A Florida-based developer has requested city review for an apartment complex at the Veterans Affairs campus in Vancouver.
The 69-unit project, to be built on a parking lot along East Fourth Plain Boulevard, would serve homeless and low-income veterans as part of a nationwide VA initiative to reduce the number of veterans without homes.
Freedoms Path, as the project is called, is one of 38 veterans' housing projects being developed around the nation at VA facilities. Communities for Veterans, a Sarasota, Fla.-based firm, has been selected for eight of those projects, including Vancouver, said Adam Gratzer, a project manager for the company. The Vancouver project is to be financed in part using federal low-income housing tax credits made available through the state of Washington.
The project, which has been under discussion since 2011, is not yet a done deal. Gratzer said developers hope the Vancouver Housing Authority will be able to secure federal housing vouchers, which provide rent subsidies and coordinated services, that will make the project financially viable.
The 64,000-square-foot, four-story building would be built on the southwest corner of the intersection of East Fourth Plain and St. Johns boulevards.

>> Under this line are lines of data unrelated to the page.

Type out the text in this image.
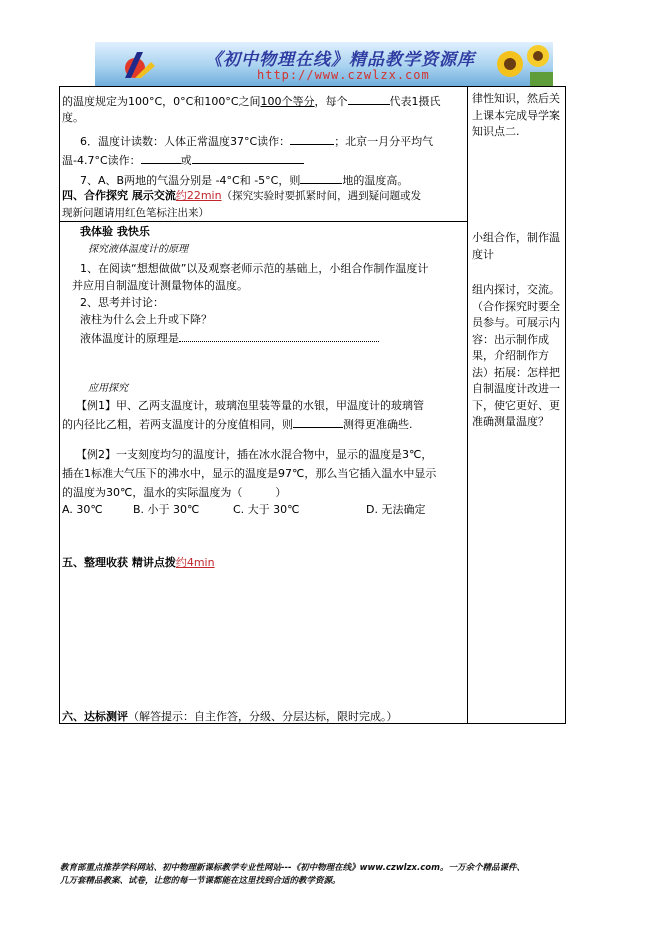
《初中物理在线》精品教学资源库
http://www.czwlzx.com
的温度规定为100°C，0°C和100°C之间100个等分，每个	代表1摄氏
度。
6．温度计读数：人体正常温度37°C读作：	；北京一月分平均气
温-4.7°C读作：	或
7、A、B两地的气温分别是 -4°C和 -5°C，则	地的温度高。
四、合作探究 展示交流约22min（探究实验时要抓紧时间，遇到疑问题或发
现新问题请用红色笔标注出来）
我体验 我快乐
探究液体温度计的原理
1、在阅读“想想做做”以及观察老师示范的基础上，小组合作制作温度计
并应用自制温度计测量物体的温度。
2、思考并讨论：
液柱为什么会上升或下降？
液体温度计的原理是
应用探究
【例1】甲、乙两支温度计，玻璃泡里装等量的水银，甲温度计的玻璃管
的内径比乙粗，若两支温度计的分度值相同，则	测得更准确些.
【例2】一支刻度均匀的温度计，插在冰水混合物中，显示的温度是3℃，
插在1标准大气压下的沸水中，显示的温度是97℃，那么当它插入温水中显示
的温度为30℃，温水的实际温度为（　　　）
A. 30℃	B. 小于 30℃	C. 大于 30℃	D. 无法确定
五、整理收获 精讲点拨约4min
六、达标测评（解答提示：自主作答，分级、分层达标，限时完成。）
律性知识，然后关上课本完成导学案知识点二.
小组合作，制作温度计
组内探讨，交流。（合作探究时要全员参与。可展示内容：出示制作成果，介绍制作方法）拓展：怎样把自制温度计改进一下，使它更好、更准确测量温度？
教育部重点推荐学科网站、初中物理新课标教学专业性网站---《初中物理在线》www.czwlzx.com。一万余个精品课件、
几万套精品教案、试卷，让您的每一节课都能在这里找到合适的教学资源。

Plans submitted to the city in preparation for a Feb. 27 pre-application conference show that the building would have 21 studio and 48 one-bedroom apartments. Parking would be provided with on-site spaces and a shared parking lot that has not yet been constructed, according to the proposal.
34 sites nationwide
The VA launched the housing initiative in 2011 to address the high level of homelessness among veterans. At that time, it selected the Vancouver campus as one of 34 sites nationwide to house low-income and homeless veterans. The for-profit Communities for Veterans was selected for eight of those projects. The first of those eight Freedoms Path projects, in Chicago, is now under construction, Gratzer said.
"Our goal is to help end homelessness among veterans," he said.
Residents of the Vancouver Freedoms Path complex will have easy access to veterans services already available on the VA campus. In addition, Gratzer said, a nonprofit will coordinate services at all the Freedoms Path sites and work with local social services providers in each of the eight communities.
As envisioned, the project would get a boost in the form of vouchers from the Department of Housing and Urban Development through the Veterans Affairs Supportive Housing program. This week, the Department of Veterans Affairs issued a long-awaited request for applications for 1,000 VASH vouchers nationwide. Sasha Nichelson of the Vancouver Housing Authority said the application process extends for 90 days from the Feb. 4 announcement, and that a funding decision could take another 30 days to six months.
Her agency has not committed to requesting vouchers for the Freedoms Path project, Nichelson said.
"There's a whole process to go through, and I haven't even begun it," she said.
Gratzer is already eager to find local subcontractors to work with Core Construction Services of Florida, listed as the project's applicant. He's optimistic that the project will be awarded the VASH vouchers.
"I think we've got a great chance," Gratzer said. But he added, "If we don't get the vouchers, I don't think there will be a project."